The following tables shows the selling prices, in thousands of dollars, and the square footages of seven randomly selected homes recently sold by Century 21 Realtors:

Price:     258         191         253         168         249         245         282

Sqr Ft:   2730       1860       2140       2180       2310       2450       2920

Using XLS, calculate the correlation coefficient for this sample. Using an significance of .1, test the significance of the population correlation coefficient between a house’s selling price and its square footage.

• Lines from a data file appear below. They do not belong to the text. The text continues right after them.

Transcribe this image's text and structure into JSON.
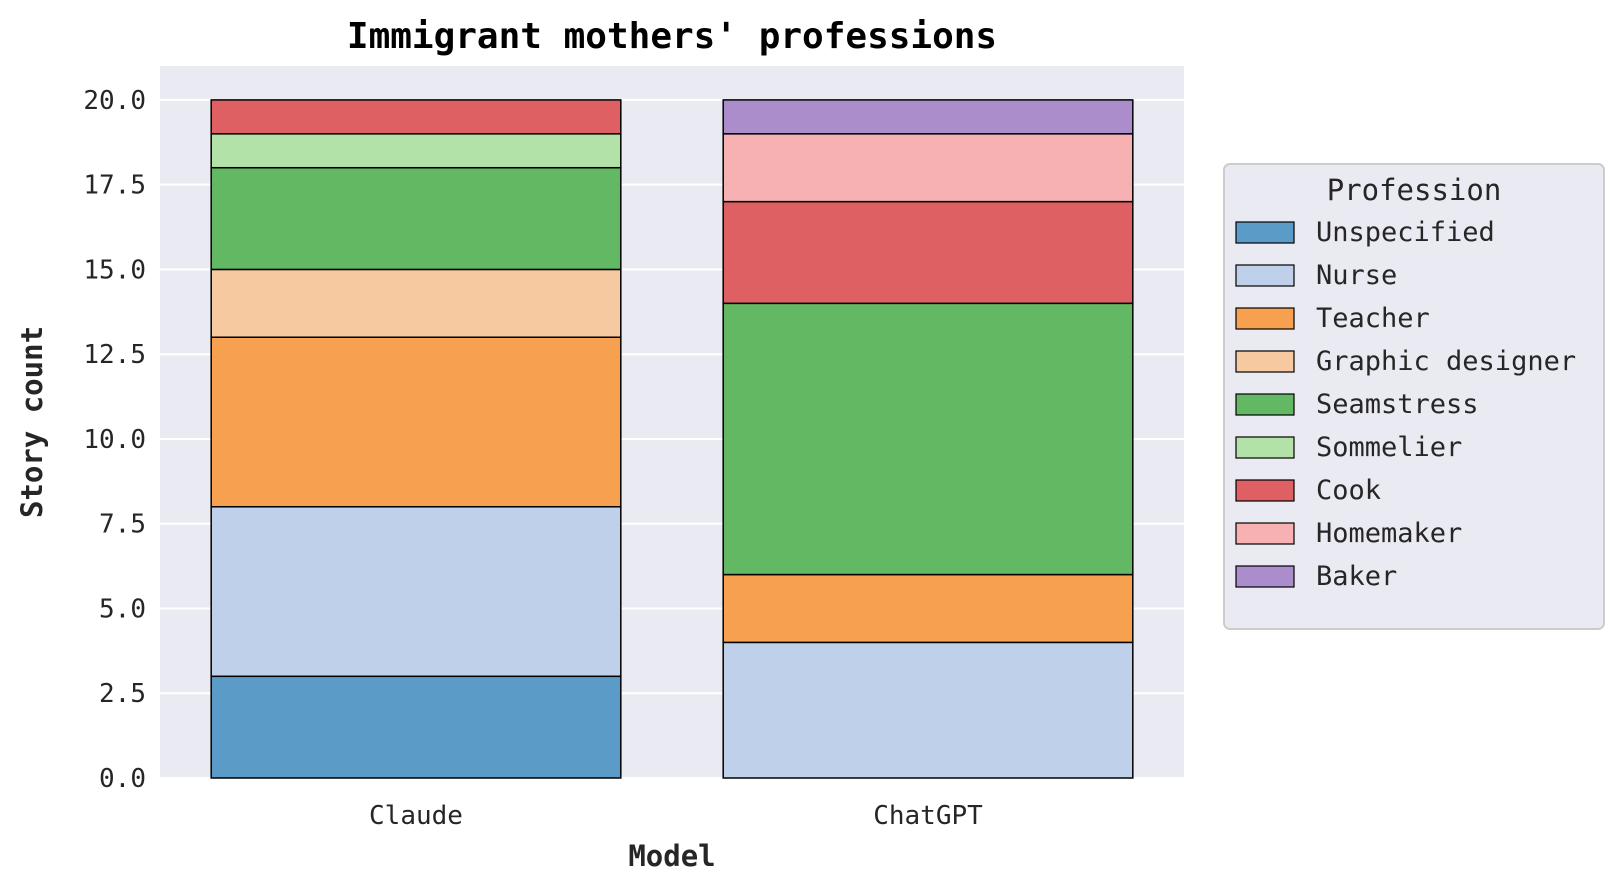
{
  "chart_data": {
    "type": "bar",
    "stacked": true,
    "title": "Immigrant mothers' professions",
    "xlabel": "Model",
    "ylabel": "Story count",
    "categories": [
      "Claude",
      "ChatGPT"
    ],
    "ylim": [
      0,
      21
    ],
    "yticks": [
      "0.0",
      "2.5",
      "5.0",
      "7.5",
      "10.0",
      "12.5",
      "15.0",
      "17.5",
      "20.0"
    ],
    "grid": true,
    "legend": {
      "title": "Profession",
      "placement": "right"
    },
    "series": [
      {
        "name": "Unspecified",
        "color": "#5b9bc8",
        "values": [
          3,
          0
        ]
      },
      {
        "name": "Nurse",
        "color": "#bfd0ea",
        "values": [
          5,
          4
        ]
      },
      {
        "name": "Teacher",
        "color": "#f7a050",
        "values": [
          5,
          2
        ]
      },
      {
        "name": "Graphic designer",
        "color": "#f7c9a0",
        "values": [
          2,
          0
        ]
      },
      {
        "name": "Seamstress",
        "color": "#63b863",
        "values": [
          3,
          8
        ]
      },
      {
        "name": "Sommelier",
        "color": "#b3e2a8",
        "values": [
          1,
          0
        ]
      },
      {
        "name": "Cook",
        "color": "#de6063",
        "values": [
          1,
          3
        ]
      },
      {
        "name": "Homemaker",
        "color": "#f8b1b3",
        "values": [
          0,
          2
        ]
      },
      {
        "name": "Baker",
        "color": "#ab8dcc",
        "values": [
          0,
          1
        ]
      }
    ]
  }
}
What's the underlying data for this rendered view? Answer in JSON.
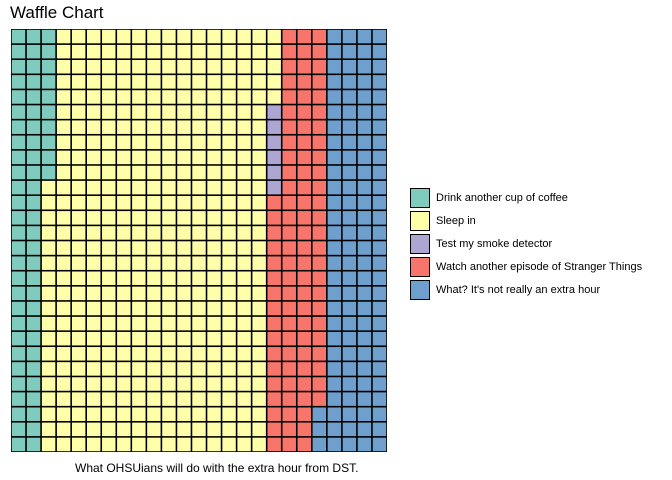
{
  "chart_data": {
    "type": "waffle",
    "title": "Waffle Chart",
    "caption": "What OHSUians will do with the extra hour from DST.",
    "grid": {
      "columns": 25,
      "rows": 28,
      "fill_order": "column-major-top-to-bottom"
    },
    "series": [
      {
        "name": "Drink another cup of coffee",
        "value": 66,
        "color": "#7fcbbd"
      },
      {
        "name": "Sleep in",
        "value": 415,
        "color": "#ffffaa"
      },
      {
        "name": "Test my smoke detector",
        "value": 6,
        "color": "#ada6d2"
      },
      {
        "name": "Watch another episode of Stranger Things",
        "value": 98,
        "color": "#f7756b"
      },
      {
        "name": "What? It's not really an extra hour",
        "value": 115,
        "color": "#6f9fcc"
      }
    ],
    "legend_position": "right"
  }
}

What conclusions can you draw?

Answer 1

( X)	( Y)	X^2	Y^2	X*Y
258	2730	66564	7452900	704340
191	1860	36481	3459600	355260
253	2140	64009	4579600	541420
168	2180	28224	4752400	366240
249	2310	62001	5336100	575190
245	2450	60025	6002500	600250
282	2920	79524	8526400	823440

calculation procedure for correlation
sum of (x) = ∑x = 1646
sum of (y) = ∑y = 16590
sum of (x^2)= ∑x^2 = 396828
sum of (y^2)= ∑y^2 = 40109500
sum of (x*y)= ∑x*y = 3966140
to caluclate value of r( x,y) = covariance ( x,y ) / sd (x) * sd (y)
covariance ( x,y ) = [ ∑x*y - N *(∑x/N) * (∑y/N) ]/n-1
= 3966140 - [ 7 * (1646/7) * (16590/7) ]/7- 1
= 9302.857
and now to calculate r( x,y) = 9302.857/ (SQRT(1/7*3966140-(1/7*1646)^2) ) * ( SQRT(1/7*3966140-(1/7*16590)^2)
=9302.857 / (37.384*336.197)
=0.74
value of correlation is =0.74
coefficient of determination = r^2 = 0.548
properties of correlation
1. If r = 1 Corrlation is called Perfect Positive Correlation
2. If r = -1 Correlation is called Perfect Negative Correlation
3. If r = 0 Correlation is called Zero Correlation
& with above we conclude that correlation ( r ) is = 0.7402> 0 ,perfect positive correlation
              
Given that,
value of r =0.74
number (n)=7
null, Ho: ρ =0
alternate, H1: ρ!=0
level of significance, α = 0.1
from standard normal table, two tailed t α/2 =2.015
since our test is two-tailed
reject Ho, if to < -2.015 OR if to > 2.015
we use test statistic (t) = r / sqrt(1-r^2/(n-2))
to=0.74/(sqrt( ( 1-0.74^2 )/(7-2) )
to =2.46
|to | =2.46
critical value
the value of |t α| at los 0.1% is 2.015
we got |to| =2.46 & | t α | =2.015
make decision
hence value of | to | > | t α| and here we reject Ho
ANSWERS
---------------
null, Ho: ρ =0
alternate, H1: ρ!=0
test statistic: 2.46
critical value: -2.015 , 2.015
decision: reject Ho
we have enough evidence to support the claim that the significance of the population correlation coefficient between a house’s selling price and its square footage.